Love Poem for Vampires
by Izzy Toy Rettke
I
I met her first in a bleached-stone crypt
Barely dead, full-lipped, holding a corpse by the ankle.
Her hair covered in grave dirt like cells of electric eels
She dislocated my shoulder and I knew I loved her instantly.
Then again, behind the factory that used to
make automobile parts and smelled like pitch
these past years.
Old blood running thick and coagulated on her chin
This time I ran across the highway, and made her chase me down.
The first words I heard her speak, an apology for the
shoulder and a brush of her arm to her mouth, her
self-conscious smear.
So long dead, I had forgotten to hope for
company. Lonely little plasma-sipper.
Her lair, her hideout, her gritty gothic mausoleum
Was a rusting RV half-buried in garbage.
Under threat of the day, the sky went soft and
naked I watched her watch the rising,
bug-eyed and hopeful.
The grievous sun, the ash-maker gave her no fear
Daylight shamed the air, and I thought of asking her name.
II
I showed her the stumbling sights of this our world
The sewer tunnels, the moldy foreclosed townhouses.
Taking her by the hand to the gas station of favor
We ate for the first time with company, gristly mirrors.
I learn her slowly, star-mapping her small preferences
As she tugs desire out of me like a hair caught in my throat.
She likes truck drivers, drunken strangers, meaty
mouthfuls I like easy meals, tender flesh, lean
blood like veal.
She the wild child, dog-boned and insistent on sleeping
In the earth, wanting me to dig her up come twilight.
Me, fretful and carefully brave, I collect bent silver coins
To watch a movie for the first time in my life.
When we got tired of living like paper bag princesses
I shred padlocks and tear holes in chain-link searching for better.
Our night-bed among the dead machines; a warehouse next
To dive bars and motel lots. Wanderers pass us quick and guarded.
She recognizes their steps and sounds, almost familiar
and once kin. I think I was never alive, maybe born with teeth.
Through board slats, she eyes the sun, unquenchable, heat-hungry
For another after. By pain or rapture, I do not know.
III
Once I woke to sunset barreling through steel sheet walls
Her arm thrust in a hole bored through the grey.
As she healed the smell of her charred skin
haunted the air I held the vein of my wrist to her
blood-needy mouth.
I am not blameless.

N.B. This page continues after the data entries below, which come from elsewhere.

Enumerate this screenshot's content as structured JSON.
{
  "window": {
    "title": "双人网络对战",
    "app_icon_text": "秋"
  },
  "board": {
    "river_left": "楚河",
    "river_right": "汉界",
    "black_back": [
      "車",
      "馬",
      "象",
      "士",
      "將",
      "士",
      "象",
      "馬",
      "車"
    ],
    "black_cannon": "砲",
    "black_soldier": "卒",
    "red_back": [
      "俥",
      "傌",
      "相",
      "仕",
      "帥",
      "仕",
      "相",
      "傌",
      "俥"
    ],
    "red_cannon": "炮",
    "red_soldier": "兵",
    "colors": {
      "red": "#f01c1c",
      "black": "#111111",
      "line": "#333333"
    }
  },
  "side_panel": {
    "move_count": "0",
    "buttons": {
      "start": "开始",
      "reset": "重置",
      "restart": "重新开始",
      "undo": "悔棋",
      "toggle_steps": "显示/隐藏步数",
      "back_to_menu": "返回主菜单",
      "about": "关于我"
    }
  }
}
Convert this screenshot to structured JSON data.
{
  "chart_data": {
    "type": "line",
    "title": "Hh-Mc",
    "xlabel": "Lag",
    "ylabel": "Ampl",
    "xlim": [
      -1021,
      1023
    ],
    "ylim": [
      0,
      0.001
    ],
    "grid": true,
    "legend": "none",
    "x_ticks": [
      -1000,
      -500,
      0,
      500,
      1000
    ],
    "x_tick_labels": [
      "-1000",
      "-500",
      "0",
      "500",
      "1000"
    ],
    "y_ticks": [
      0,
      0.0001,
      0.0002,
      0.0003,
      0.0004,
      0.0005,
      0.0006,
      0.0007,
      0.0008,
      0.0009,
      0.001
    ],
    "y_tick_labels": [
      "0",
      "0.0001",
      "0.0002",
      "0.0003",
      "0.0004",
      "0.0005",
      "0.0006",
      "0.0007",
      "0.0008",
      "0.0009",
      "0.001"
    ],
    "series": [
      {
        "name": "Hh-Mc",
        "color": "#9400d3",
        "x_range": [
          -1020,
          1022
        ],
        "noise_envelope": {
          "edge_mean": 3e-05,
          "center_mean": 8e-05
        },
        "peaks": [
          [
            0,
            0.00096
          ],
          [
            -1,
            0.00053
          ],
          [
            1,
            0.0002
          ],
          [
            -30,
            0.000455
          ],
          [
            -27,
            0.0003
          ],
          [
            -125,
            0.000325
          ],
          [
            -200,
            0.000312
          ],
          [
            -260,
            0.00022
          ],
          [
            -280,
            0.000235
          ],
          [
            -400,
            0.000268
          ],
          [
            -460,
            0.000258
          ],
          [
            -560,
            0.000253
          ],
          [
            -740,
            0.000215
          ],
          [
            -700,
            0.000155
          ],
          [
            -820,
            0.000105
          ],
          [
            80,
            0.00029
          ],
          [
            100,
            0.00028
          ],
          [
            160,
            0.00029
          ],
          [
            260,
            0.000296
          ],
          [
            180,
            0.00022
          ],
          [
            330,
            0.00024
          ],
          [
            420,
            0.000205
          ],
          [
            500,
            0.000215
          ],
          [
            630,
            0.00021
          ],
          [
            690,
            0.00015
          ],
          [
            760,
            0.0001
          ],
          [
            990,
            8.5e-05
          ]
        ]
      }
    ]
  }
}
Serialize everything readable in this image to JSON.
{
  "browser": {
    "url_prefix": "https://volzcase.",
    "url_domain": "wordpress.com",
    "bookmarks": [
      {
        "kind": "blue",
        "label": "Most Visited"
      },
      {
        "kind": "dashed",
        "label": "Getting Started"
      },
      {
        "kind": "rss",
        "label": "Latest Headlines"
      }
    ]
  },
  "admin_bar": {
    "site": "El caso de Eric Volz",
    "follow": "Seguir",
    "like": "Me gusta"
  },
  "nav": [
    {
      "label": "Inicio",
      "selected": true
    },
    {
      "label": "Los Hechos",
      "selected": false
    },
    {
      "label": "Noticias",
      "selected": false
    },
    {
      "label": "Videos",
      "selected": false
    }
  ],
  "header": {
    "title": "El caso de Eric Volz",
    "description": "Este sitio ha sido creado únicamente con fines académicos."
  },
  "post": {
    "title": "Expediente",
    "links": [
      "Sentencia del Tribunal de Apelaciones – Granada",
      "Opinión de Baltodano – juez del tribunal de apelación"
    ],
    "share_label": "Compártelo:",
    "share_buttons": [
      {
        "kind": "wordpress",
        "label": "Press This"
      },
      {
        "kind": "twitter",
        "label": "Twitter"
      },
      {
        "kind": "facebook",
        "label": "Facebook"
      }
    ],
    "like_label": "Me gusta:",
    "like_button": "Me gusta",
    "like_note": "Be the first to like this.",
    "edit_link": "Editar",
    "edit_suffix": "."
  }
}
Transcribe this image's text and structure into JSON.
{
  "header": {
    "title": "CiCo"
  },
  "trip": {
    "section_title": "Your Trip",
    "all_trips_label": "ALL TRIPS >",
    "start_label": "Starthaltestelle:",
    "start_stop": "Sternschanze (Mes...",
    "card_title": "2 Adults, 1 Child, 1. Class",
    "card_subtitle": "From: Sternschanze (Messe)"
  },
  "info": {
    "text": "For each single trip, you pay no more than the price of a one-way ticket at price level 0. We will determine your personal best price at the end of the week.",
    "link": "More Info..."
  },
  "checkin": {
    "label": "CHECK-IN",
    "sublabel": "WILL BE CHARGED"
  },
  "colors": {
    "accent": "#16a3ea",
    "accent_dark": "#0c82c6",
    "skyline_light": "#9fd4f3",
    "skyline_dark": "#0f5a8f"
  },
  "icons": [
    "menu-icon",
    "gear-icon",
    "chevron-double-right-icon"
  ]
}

I spend weeks inside, sleep through nights,
Let the thirst crack and dry my secret wineskin body.
Like flighty gods, we rise from trash heaps to drink rivers
When hunger or woe dries one home, we go to the next.
We might scour the world and find ourselves alone I fear her flight;
She fears my sorrows.
I think one day we will take to the dirt and wait
For the sun to crest the horizon, the red nuclear explosion.
I see her joining me in deepest sleep and knitting twin dreams
She sees me palm-knowing her grip, giggling into hereafter.
A time when there are no more bodies to suck
like summer fruit, no nests to dance through like rain.
We cannot absolve a life of blood, nor would we be forgiven.